Fat suppression is commonly used in magnetic resonance (MR) imaging to suppress the signal from adipose tissue or detect adipose tissue.

It can be applied to both T1 and T2 weighted sequences.

Due to short relaxation times, fat has a high signal on magnetic resonance images (MRI). This high signal, easily recognised on MRI, may be useful to characterise a lesion.

However, small amounts of lipids are more difficult to detect on conventional MRI. In addition, the high signal due to fat may be responsible for artifacts such as ghosting and chemical shift. The high signal can also mask subtle contrast difference in non-fatty tissue by filling the dynamic range of the receiver with mostly fat signal. Lastly, a contrast enhancing tumour may be hidden by the surrounding fat.

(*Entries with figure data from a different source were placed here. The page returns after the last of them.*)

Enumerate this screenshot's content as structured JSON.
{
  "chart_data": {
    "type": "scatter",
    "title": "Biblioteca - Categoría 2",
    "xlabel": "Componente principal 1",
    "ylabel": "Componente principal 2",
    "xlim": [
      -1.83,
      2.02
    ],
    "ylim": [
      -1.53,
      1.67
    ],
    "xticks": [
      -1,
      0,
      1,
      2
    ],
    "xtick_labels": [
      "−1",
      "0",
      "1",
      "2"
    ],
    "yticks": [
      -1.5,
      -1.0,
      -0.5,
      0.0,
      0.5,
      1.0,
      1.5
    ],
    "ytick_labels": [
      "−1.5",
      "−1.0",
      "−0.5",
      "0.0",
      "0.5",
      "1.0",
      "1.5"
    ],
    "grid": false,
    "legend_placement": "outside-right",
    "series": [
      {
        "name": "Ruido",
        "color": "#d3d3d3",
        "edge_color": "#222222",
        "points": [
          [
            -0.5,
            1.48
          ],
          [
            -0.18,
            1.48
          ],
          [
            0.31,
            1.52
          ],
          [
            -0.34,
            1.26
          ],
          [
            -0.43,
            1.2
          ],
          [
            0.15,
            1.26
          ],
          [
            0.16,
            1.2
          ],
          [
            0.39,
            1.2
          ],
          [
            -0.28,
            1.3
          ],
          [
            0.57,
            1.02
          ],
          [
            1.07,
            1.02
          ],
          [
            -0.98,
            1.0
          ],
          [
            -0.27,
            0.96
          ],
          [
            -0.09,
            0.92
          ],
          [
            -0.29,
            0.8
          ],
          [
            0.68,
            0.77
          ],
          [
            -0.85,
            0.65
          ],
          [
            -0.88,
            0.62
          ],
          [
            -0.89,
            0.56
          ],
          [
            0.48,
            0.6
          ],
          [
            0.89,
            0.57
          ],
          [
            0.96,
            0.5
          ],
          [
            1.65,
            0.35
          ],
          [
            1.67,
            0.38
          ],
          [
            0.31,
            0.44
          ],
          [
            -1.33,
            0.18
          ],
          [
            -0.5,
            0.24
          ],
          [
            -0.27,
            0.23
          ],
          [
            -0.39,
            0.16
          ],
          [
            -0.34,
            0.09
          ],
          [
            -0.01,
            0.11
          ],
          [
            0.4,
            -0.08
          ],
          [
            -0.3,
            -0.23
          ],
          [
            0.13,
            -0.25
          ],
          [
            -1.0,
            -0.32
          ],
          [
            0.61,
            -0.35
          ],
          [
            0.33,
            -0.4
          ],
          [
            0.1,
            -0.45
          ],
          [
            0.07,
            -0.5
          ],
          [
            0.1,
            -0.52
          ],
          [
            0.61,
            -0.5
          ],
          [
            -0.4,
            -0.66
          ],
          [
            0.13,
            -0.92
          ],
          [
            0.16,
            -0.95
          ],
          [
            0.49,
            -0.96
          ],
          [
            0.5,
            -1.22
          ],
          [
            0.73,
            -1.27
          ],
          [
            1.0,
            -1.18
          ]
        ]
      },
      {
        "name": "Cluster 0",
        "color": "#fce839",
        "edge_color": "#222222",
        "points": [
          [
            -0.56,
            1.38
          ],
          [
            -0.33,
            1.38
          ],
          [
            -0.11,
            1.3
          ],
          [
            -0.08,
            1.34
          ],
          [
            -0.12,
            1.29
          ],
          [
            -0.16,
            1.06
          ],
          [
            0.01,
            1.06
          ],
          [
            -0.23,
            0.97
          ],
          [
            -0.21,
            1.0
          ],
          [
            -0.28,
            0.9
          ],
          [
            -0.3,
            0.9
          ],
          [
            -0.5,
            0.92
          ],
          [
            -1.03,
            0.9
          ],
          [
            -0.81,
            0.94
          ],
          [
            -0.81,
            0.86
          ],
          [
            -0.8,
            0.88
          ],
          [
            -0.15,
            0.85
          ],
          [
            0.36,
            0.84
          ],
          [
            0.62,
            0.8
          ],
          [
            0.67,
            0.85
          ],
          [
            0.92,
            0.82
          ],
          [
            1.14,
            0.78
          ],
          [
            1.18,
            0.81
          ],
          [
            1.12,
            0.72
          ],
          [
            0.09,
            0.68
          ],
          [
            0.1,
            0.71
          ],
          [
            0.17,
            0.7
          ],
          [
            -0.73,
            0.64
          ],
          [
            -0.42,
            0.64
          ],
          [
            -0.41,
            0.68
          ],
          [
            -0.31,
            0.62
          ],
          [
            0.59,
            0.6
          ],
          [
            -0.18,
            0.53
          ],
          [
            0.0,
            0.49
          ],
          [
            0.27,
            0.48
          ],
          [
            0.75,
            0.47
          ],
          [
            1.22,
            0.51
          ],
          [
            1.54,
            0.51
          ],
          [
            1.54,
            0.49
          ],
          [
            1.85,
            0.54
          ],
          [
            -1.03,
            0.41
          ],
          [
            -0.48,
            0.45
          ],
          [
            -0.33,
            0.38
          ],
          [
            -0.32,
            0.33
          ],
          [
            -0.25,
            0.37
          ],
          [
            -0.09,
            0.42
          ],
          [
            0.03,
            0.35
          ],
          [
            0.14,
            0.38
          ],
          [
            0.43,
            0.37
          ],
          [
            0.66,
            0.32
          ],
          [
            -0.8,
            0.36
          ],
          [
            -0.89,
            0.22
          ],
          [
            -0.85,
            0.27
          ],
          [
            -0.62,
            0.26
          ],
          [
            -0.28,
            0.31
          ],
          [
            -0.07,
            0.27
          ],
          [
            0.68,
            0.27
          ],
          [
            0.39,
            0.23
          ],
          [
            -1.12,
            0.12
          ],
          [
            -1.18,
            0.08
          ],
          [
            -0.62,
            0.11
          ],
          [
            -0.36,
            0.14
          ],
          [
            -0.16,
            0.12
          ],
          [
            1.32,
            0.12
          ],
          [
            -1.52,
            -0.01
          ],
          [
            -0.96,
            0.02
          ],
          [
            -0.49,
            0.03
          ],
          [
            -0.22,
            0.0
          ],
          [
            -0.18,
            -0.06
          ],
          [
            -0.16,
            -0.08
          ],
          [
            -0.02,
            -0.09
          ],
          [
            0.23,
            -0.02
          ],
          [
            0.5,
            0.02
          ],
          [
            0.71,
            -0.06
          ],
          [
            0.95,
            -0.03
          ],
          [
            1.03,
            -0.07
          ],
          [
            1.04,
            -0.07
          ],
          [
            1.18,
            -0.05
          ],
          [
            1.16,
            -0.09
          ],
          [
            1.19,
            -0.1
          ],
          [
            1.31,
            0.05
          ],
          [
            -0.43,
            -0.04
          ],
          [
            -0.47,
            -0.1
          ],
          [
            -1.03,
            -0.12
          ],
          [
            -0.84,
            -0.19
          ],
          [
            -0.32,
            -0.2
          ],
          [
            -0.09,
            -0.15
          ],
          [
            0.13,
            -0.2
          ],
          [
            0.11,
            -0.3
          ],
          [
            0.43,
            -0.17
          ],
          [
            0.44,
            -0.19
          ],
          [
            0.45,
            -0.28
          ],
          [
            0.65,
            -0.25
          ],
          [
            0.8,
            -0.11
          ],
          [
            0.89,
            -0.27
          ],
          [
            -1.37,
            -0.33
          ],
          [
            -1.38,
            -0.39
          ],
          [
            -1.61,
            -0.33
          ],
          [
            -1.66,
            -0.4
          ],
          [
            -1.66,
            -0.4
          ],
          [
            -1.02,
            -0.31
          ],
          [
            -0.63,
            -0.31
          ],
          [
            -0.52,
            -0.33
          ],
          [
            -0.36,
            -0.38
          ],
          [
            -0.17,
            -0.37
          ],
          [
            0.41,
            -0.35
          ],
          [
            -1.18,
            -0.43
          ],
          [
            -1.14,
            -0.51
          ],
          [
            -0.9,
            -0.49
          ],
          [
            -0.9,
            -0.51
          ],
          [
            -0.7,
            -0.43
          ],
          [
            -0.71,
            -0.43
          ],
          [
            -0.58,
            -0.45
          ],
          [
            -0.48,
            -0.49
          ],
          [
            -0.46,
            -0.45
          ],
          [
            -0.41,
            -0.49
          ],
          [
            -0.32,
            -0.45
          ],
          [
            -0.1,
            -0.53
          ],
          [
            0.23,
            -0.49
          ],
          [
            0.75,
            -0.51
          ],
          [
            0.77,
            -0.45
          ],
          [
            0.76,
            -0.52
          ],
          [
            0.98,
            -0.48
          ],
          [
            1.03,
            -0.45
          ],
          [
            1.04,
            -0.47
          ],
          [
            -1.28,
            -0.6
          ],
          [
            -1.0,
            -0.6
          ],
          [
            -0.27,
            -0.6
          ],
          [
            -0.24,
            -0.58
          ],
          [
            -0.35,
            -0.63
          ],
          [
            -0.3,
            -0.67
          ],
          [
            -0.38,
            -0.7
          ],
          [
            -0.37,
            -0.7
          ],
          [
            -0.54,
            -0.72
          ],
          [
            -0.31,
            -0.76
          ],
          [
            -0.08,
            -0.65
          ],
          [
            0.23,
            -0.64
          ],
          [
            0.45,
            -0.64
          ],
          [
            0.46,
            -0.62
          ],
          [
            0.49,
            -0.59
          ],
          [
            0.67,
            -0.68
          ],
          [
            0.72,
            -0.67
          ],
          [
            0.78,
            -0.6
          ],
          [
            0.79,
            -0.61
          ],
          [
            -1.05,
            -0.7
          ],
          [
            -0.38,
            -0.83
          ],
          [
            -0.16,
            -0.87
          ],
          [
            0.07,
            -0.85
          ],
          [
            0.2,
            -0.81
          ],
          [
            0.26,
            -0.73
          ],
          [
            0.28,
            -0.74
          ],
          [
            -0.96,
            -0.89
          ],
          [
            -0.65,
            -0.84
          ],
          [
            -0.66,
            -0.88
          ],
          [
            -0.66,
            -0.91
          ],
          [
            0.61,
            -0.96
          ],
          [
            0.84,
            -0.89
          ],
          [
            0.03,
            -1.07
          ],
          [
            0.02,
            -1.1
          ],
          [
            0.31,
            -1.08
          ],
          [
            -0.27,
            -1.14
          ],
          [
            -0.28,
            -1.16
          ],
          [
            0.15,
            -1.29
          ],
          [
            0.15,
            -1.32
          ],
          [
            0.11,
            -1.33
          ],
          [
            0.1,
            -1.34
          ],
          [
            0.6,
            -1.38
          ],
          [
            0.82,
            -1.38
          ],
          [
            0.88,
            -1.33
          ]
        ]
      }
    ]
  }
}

These problems have prompted development of fat suppression techniques in MRI.

Fat suppression can be achieved in a number of different ways:

difference in resonance frequency with water by means of frequency selective pulses (CHESS)

phase contrast techniques (by same mechanism as black boundary or india ink artifacts)

short T1 relaxation time by means of inversion recovery sequences (STIR technique)

Dixon method

hybrid techniques combining several of these fat suppression techniques such as SPIR (spectral presaturation with inversion recovery)

Selection of a fat suppression technique should depend on the purpose of the fat suppression (contrast enhancement vs. tissue characterisation) and the amount of fat in the tissue being studied, the field strength of the magnet and the homogeneity of the main magnetic field.

Sagittal T1w, T2w, and fat-suppressed fluid-sensitive MRI images of 100 consecutive patients (consequently 500 vertebral segments; 52 female, mean age 74 ± 7.4 years; 48 male, mean age 71 ± 6.3 years) were retrospectively evaluated.

Finkenstaedt et al., recorded the presence (yes/no) and extension (i. e., Likert-scale of height, volume, and end-plate extension) of Modic I changes in T1w/T2w sequences and compared the results to fat-suppressed fluid-sensitive sequences (McNemar/Wilcoxon-signed-rank test). Results Fat-suppressed fluid-sensitive sequences revealed significantly more Modic I changes compared to T1w/T2w sequences (156 vs. 93 segments, respectively; p < 0.001). The extension of Modic I changes in fat-suppressed fluid-sensitive sequences was significantly larger compared to T1w/T2w sequences (height: 2.53 ± 0.82 vs. 2.27 ± 0.79, volume: 2.35 ± 0.76 vs. 2.1 ± 0.65, end-plate: 2.46 ± 0.76 vs. 2.19 ± 0.81), (p < 0.05). Modic I changes that were only visible in fat-suppressed fluid-sensitive sequences but not in T1w/T2w sequences were significantly smaller compared to Modic I changes that were also visible in T1w/T2w sequences (p < 0.05).

In conclusion, fat-suppressed fluid-sensitive MRI sequences revealed significantly more Modic I end-plate changes and demonstrated a greater extent compared to standard T1w/T2w imaging.

When the Modic changes classification was defined in 1988, T2w sequences were heavily T2-weighted and thus virtually fat-suppressed.. · Nowadays, the bright fat signal in T2w images masks edema-like changes.. · The conventional definition of Modic I changes is not fully applicable anymore.. · Fat-suppressed fluid-sensitive MRI sequences revealed more/greater extent of Modic I changes ¹⁾.